Tamil Nadu state, of which Chennai is the capital, has seen the third-highest number of Covid-19 positive cases in India, following Maharashtra state and Delhi. The 59,377 infections recorded in the southern state as of yesterday means it has almost as many cases as Delhi. Over 750 people have died in the state, with Chennai accounting for almost 70 per cent of its infection cases.
So even as the rest of India started easing curbs, Tamil Nadu announced a second, stricter lockdown for Chennai and the neighbouring Chengalpet, Kancheepuram and Tiruvallur districts.
The announcement of the new lockdown on June 15 prompted thousands of Chennai residents to drive to other districts. The rush saw long lines at highway check-posts and toll plazas until the wee hours of last Friday morning.

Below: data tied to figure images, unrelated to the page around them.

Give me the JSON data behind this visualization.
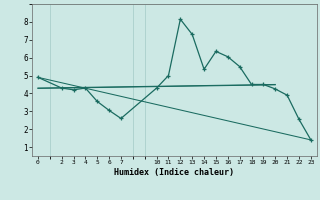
{
  "xlabel": "Humidex (Indice chaleur)",
  "bg_color": "#cce8e4",
  "grid_color": "#aacfcb",
  "line_color": "#1a6b60",
  "xlim": [
    -0.5,
    23.5
  ],
  "ylim": [
    0.5,
    9.0
  ],
  "xticks": [
    0,
    2,
    3,
    4,
    5,
    6,
    7,
    10,
    11,
    12,
    13,
    14,
    15,
    16,
    17,
    18,
    19,
    20,
    21,
    22,
    23
  ],
  "yticks": [
    1,
    2,
    3,
    4,
    5,
    6,
    7,
    8
  ],
  "main_line": {
    "x": [
      0,
      2,
      3,
      4,
      5,
      6,
      7,
      10,
      11,
      12,
      13,
      14,
      15,
      16,
      17,
      18,
      19,
      20,
      21,
      22,
      23
    ],
    "y": [
      4.9,
      4.3,
      4.2,
      4.3,
      3.55,
      3.05,
      2.6,
      4.3,
      5.0,
      8.15,
      7.3,
      5.35,
      6.35,
      6.05,
      5.5,
      4.5,
      4.5,
      4.25,
      3.9,
      2.55,
      1.4
    ]
  },
  "trend_lines": [
    {
      "x": [
        0,
        23
      ],
      "y": [
        4.9,
        1.4
      ]
    },
    {
      "x": [
        0,
        20
      ],
      "y": [
        4.3,
        4.5
      ]
    },
    {
      "x": [
        0,
        20
      ],
      "y": [
        4.28,
        4.48
      ]
    }
  ]
}
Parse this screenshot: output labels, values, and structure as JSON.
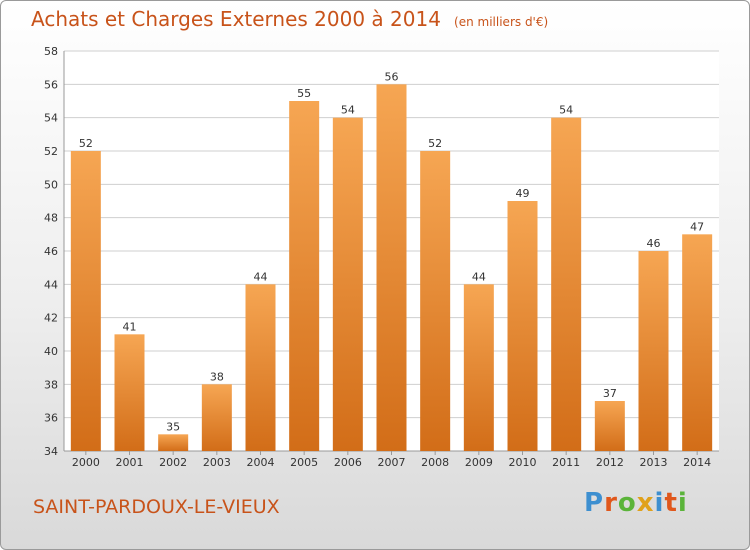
{
  "chart_data": {
    "type": "bar",
    "title": "Achats et Charges Externes 2000 à 2014",
    "subtitle": "(en milliers d'€)",
    "categories": [
      "2000",
      "2001",
      "2002",
      "2003",
      "2004",
      "2005",
      "2006",
      "2007",
      "2008",
      "2009",
      "2010",
      "2011",
      "2012",
      "2013",
      "2014"
    ],
    "values": [
      52,
      41,
      35,
      38,
      44,
      55,
      54,
      56,
      52,
      44,
      49,
      54,
      37,
      46,
      47
    ],
    "data_labels": [
      "52",
      "41",
      "35",
      "38",
      "44",
      "55",
      "54",
      "56",
      "52",
      "44",
      "49",
      "54",
      "37",
      "46",
      "47"
    ],
    "ylim": [
      34,
      58
    ],
    "yticks": [
      "34",
      "36",
      "38",
      "40",
      "42",
      "44",
      "46",
      "48",
      "50",
      "52",
      "54",
      "56",
      "58"
    ],
    "xlabel": "",
    "ylabel": "",
    "grid": true,
    "legend": "none",
    "colors": {
      "bar_light": "#f6a653",
      "bar_dark": "#d26d18",
      "grid": "#cfcfcf",
      "title": "#c8531a"
    }
  },
  "footer": {
    "location": "SAINT-PARDOUX-LE-VIEUX",
    "brand": "Proxiti",
    "brand_letter_colors": [
      "#3d8fd0",
      "#e0571b",
      "#5bb43a",
      "#e0a11b",
      "#3d8fd0",
      "#e0571b",
      "#5bb43a"
    ]
  }
}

“We don’t want to risk catching the coronavirus in Chennai. And we are sick of lockdown after lockdown. It doesn’t seem to have shown any benefits,” said Mr Naveen J. Antony, an accountant who drove out of Chennai last Wednesday with his family. They plan to stay in Coimbatore until the lockdown ends.
Chennai Police Commissioner A.K. Vishwanathan told a local paper: “We only allowed those with electronic travel passes to go through. We seized other vehicles or fined drivers. Most are staying home now.”
Other regions are now wary of travellers from Chennai.
Dr J. Nirmalson, deputy director for health services in neighbouring Salem district, said that of its 47 cases recorded on Sunday, six were Chennai returnees and four were from other states.
Chennai had 369 containment zones a week ago but now has 64, while cases have exploded in suburbs like Tambaram and Pallavaram, which are entry points to the city. The two suburbs are technically in the adjacent Chengalpet district, now also under lockdown.
Sunday saw a total lockdown in Chennai and people stayed indoors, but Tamil Nadu state still recorded the highest single-day spike with 2,532 new cases.
Health experts said Tamil Nadu, known for its impressive health indicators, is struggling with the pandemic because it has adopted a law-and-order approach using bans and fines rather than a more people-friendly public health policy.
Resident welfare associations have complained that the door-to-door disease surveillance was inadequate and testing was erratic. “I see more policemen out there than health workers,” said Ms Kavitha P., a resident of the Adyar neighbourhood.
A Health Department report this month which found that hospitals failed to report 236 deaths has also eroded public trust. With these deaths, Tamil Nadu’s fatality rate was 1.5 per cent, compared with the 0.7 per cent reported by officials.
Tamil Nadu is testing 11,158 people per million, among the top 10 highest testing states. It has 83 testing centres, the most in India.
However, virologist Jacob John said the state was conducting more tests in areas with fewer cases. “If more people with symptoms and in hot spots are tested, more Covid-19 cases will be diagnosed,” he said.
But a frustrated police official has blamed people for flouting social distancing rules, saying: “No one wears masks properly! Fifty of the 53 who died on Sunday had comorbidities. At least the elderly should be careful.”
State Chief Minister Edappadi K. Palaniswami on Sunday launched a 300-bed institutional quarantine facility at a private college in Chennai. Calling the lockdown “a speed breaker”, he said: “God only knows when the pandemic will end.”